At the closed-form $q(u)$ and well-spaced inducing points, the SVGP posterior should approximate the dense-Markov posterior. The remaining difference is the inducing-set bias from working with $M = 12$ pseudo-points instead of all $N = 80$ data points.

dense_prior = MarkovGPPrior(sde, times)
dense_cond = dense_prior.condition(y, jnp.asarray(0.05))
m_dense, v_dense = dense_cond.predict(t_star)
m_dense, v_dense = np.asarray(m_dense), np.asarray(v_dense)
sd_dense = np.sqrt(np.maximum(v_dense, 0))

fig, ax = plt.subplots(figsize=(8.5, 3.6))
ax.fill_between(
    t_star,
    m_dense - 2 * sd_dense,
    m_dense + 2 * sd_dense,
    color="C2",
    alpha=0.15,
    label="dense ±2σ",
)
ax.plot(t_star, m_dense, color="C2", lw=2, label="dense Markov mean")
ax.fill_between(
    t_star,
    m_star - 2 * sd_star,
    m_star + 2 * sd_star,
    color="C0",
    alpha=0.15,
    label="sparse ±2σ",
)
ax.plot(t_star, m_star, color="C0", lw=2, ls="--", label=f"sparse mean (M={M})")
ax.scatter(times, y, c="C3", s=10, alpha=0.5)
ax.set_xlabel("t")
ax.set_ylabel("f")
ax.set_title("Dense vs sparse Markov GP — same SDE prior, same noise")
ax.legend(loc="lower right", fontsize=8)
plt.tight_layout()
plt.show()

print(
    f"max |sparse mean − dense mean| = {float(jnp.max(jnp.abs(m_star - m_dense))):.4f}"
)

max |sparse mean − dense mean| = 0.2002

Sweep: how many inducing points do we need?¶

Increase M and re-fit the closed-form $q(u)$ . Past a kernel-dependent threshold, the sparse posterior is indistinguishable from the dense one.

def fit_sparse(M_: int) -> SparseConditionedMarkovGP:
    Z_ = jnp.linspace(times[0], times[-1], M_)
    prior_ = SparseMarkovGPPrior(sde, Z_, jitter=1e-6)
    K_zz_op_, K_xz_, _ = prior_.predictive_blocks(times)
    K_zz_ = K_zz_op_.as_matrix()
    A_ = jnp.linalg.solve(K_zz_, K_xz_.T)
    Lambda_ = jnp.linalg.inv(K_zz_) + (1.0 / sigma2) * A_ @ A_.T
    S_ = jnp.linalg.inv(Lambda_)
    m_ = (1.0 / sigma2) * S_ @ A_ @ (y - prior_.mean(times))
    L_ = jnp.linalg.cholesky(0.5 * (S_ + S_.T) + 1e-9 * jnp.eye(M_))
    g_ = eqx.tree_at(
        lambda g: (g.mean, g.scale_tril),
        FullRankGuide.init(M_, scale=0.3),
        replace=(m_, L_),
    )
    return SparseConditionedMarkovGP(prior=prior_, guide=g_)

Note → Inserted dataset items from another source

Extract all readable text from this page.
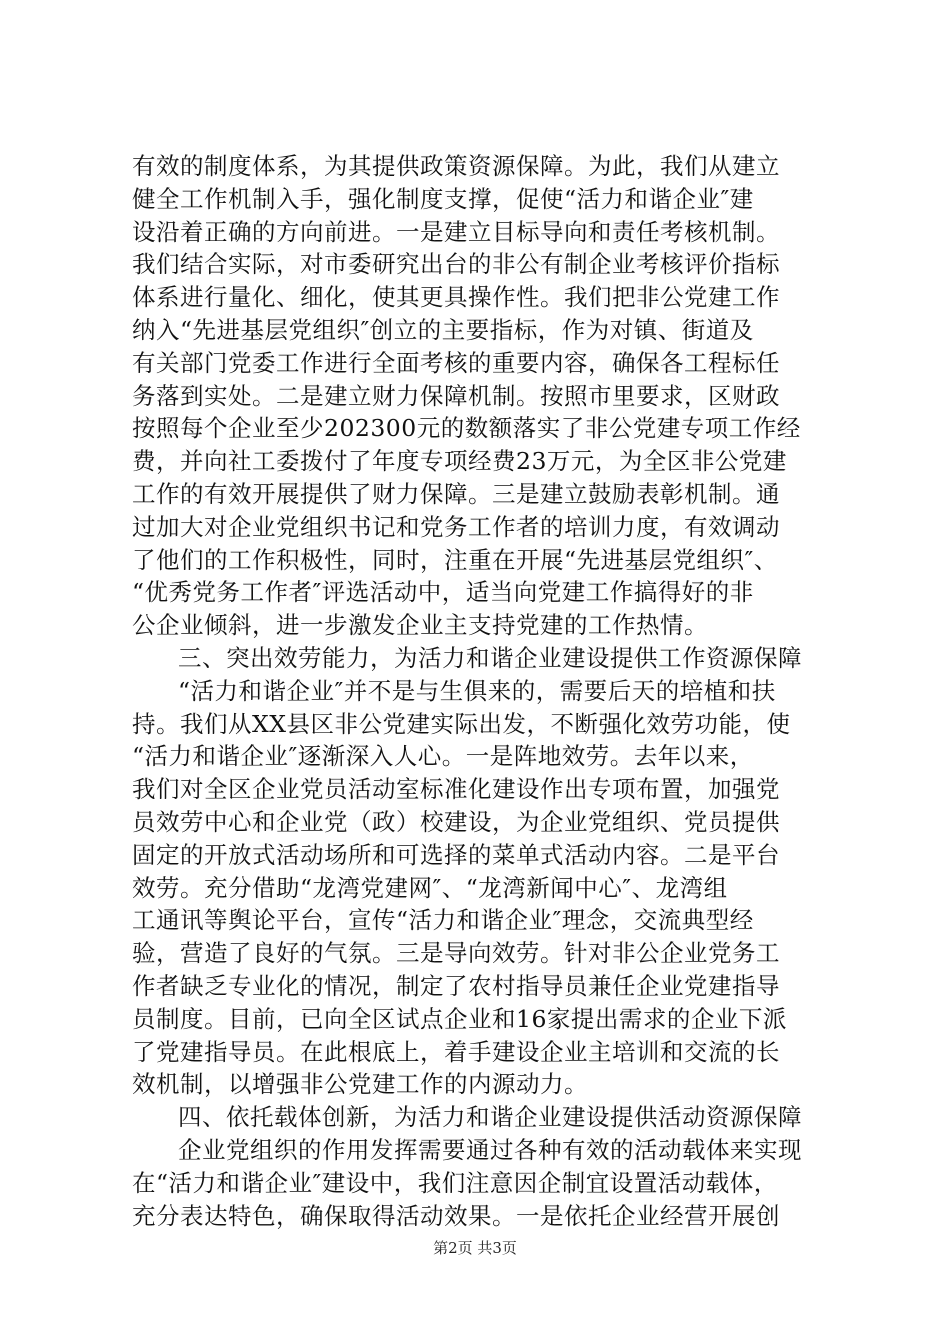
有效的制度体系，为其提供政策资源保障。为此，我们从建立
健全工作机制入手，强化制度支撑，促使“活力和谐企业″建
设沿着正确的方向前进。一是建立目标导向和责任考核机制。
我们结合实际，对市委研究出台的非公有制企业考核评价指标
体系进行量化、细化，使其更具操作性。我们把非公党建工作
纳入“先进基层党组织″创立的主要指标，作为对镇、街道及
有关部门党委工作进行全面考核的重要内容，确保各工程标任
务落到实处。二是建立财力保障机制。按照市里要求，区财政
按照每个企业至少202300元的数额落实了非公党建专项工作经
费，并向社工委拨付了年度专项经费23万元，为全区非公党建
工作的有效开展提供了财力保障。三是建立鼓励表彰机制。通
过加大对企业党组织书记和党务工作者的培训力度，有效调动
了他们的工作积极性，同时，注重在开展“先进基层党组织″、
“优秀党务工作者″评选活动中，适当向党建工作搞得好的非
公企业倾斜，进一步激发企业主支持党建的工作热情。
三、突出效劳能力，为活力和谐企业建设提供工作资源保障
“活力和谐企业″并不是与生俱来的，需要后天的培植和扶
持。我们从XX县区非公党建实际出发，不断强化效劳功能，使
“活力和谐企业″逐渐深入人心。一是阵地效劳。去年以来，
我们对全区企业党员活动室标准化建设作出专项布置，加强党
员效劳中心和企业党（政）校建设，为企业党组织、党员提供
固定的开放式活动场所和可选择的菜单式活动内容。二是平台
效劳。充分借助“龙湾党建网″、“龙湾新闻中心″、龙湾组
工通讯等舆论平台，宣传“活力和谐企业″理念，交流典型经
验，营造了良好的气氛。三是导向效劳。针对非公企业党务工
作者缺乏专业化的情况，制定了农村指导员兼任企业党建指导
员制度。目前，已向全区试点企业和16家提出需求的企业下派
了党建指导员。在此根底上，着手建设企业主培训和交流的长
效机制，以增强非公党建工作的内源动力。
四、依托载体创新，为活力和谐企业建设提供活动资源保障
企业党组织的作用发挥需要通过各种有效的活动载体来实现
在“活力和谐企业″建设中，我们注意因企制宜设置活动载体，
充分表达特色，确保取得活动效果。一是依托企业经营开展创
第2页 共3页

fig, ax = plt.subplots(figsize=(8.5, 3.6))
ax.plot(t_star, m_dense, color="black", lw=2, label="dense (reference)")
for M_, color in zip([4, 8, 16, 32], ["C0", "C1", "C2", "C3"], strict=True):
    cond_ = fit_sparse(M_)
    m_, _ = cond_.predict(t_star)
    ax.plot(t_star, np.asarray(m_), color=color, lw=1.5, ls="--", label=f"M={M_}")
ax.scatter(times, y, c="grey", s=8, alpha=0.4)
ax.set_xlabel("t")
ax.set_ylabel("posterior mean")
ax.set_title("Sparse-vs-dense posterior — sweep over inducing-point count")
ax.legend(loc="lower right", fontsize=8)
plt.tight_layout()
plt.show()

Summary¶

SparseMarkovGPPrior(sde_kernel, Z) exposes the SVGP predictive blocks for any state-space kernel.
sparse_markov_elbo(...) plugs into the existing variational-guide infrastructure with a closed-form Gaussian-likelihood path and a numerical (gaussx-integrator) path for non-conjugate likelihoods.
For Gaussian observations the optimal $q(u)$ is closed-form (used here for demonstration); for non-conjugate likelihoods, optimise sparse_markov_elbo via standard SVI (see markov_gp_training.ipynb for the optax-LBFGS pattern wrapping the SDE forward pass under JIT, which is the canonical way to train through the dynamic-stop expm in SDEKernel.discretise).
At $M$ large enough to span the posterior support of the kernel, the sparse posterior collapses to the dense one. Reducing $M$ trades fidelity for the $O(M^3)$ ELBO cost.
This surface is the SVGP-style foundation. A truly linear-in- $N$ Kalman-aware ELBO that exploits the Markov factorisation of $q(u)$ is a follow-up.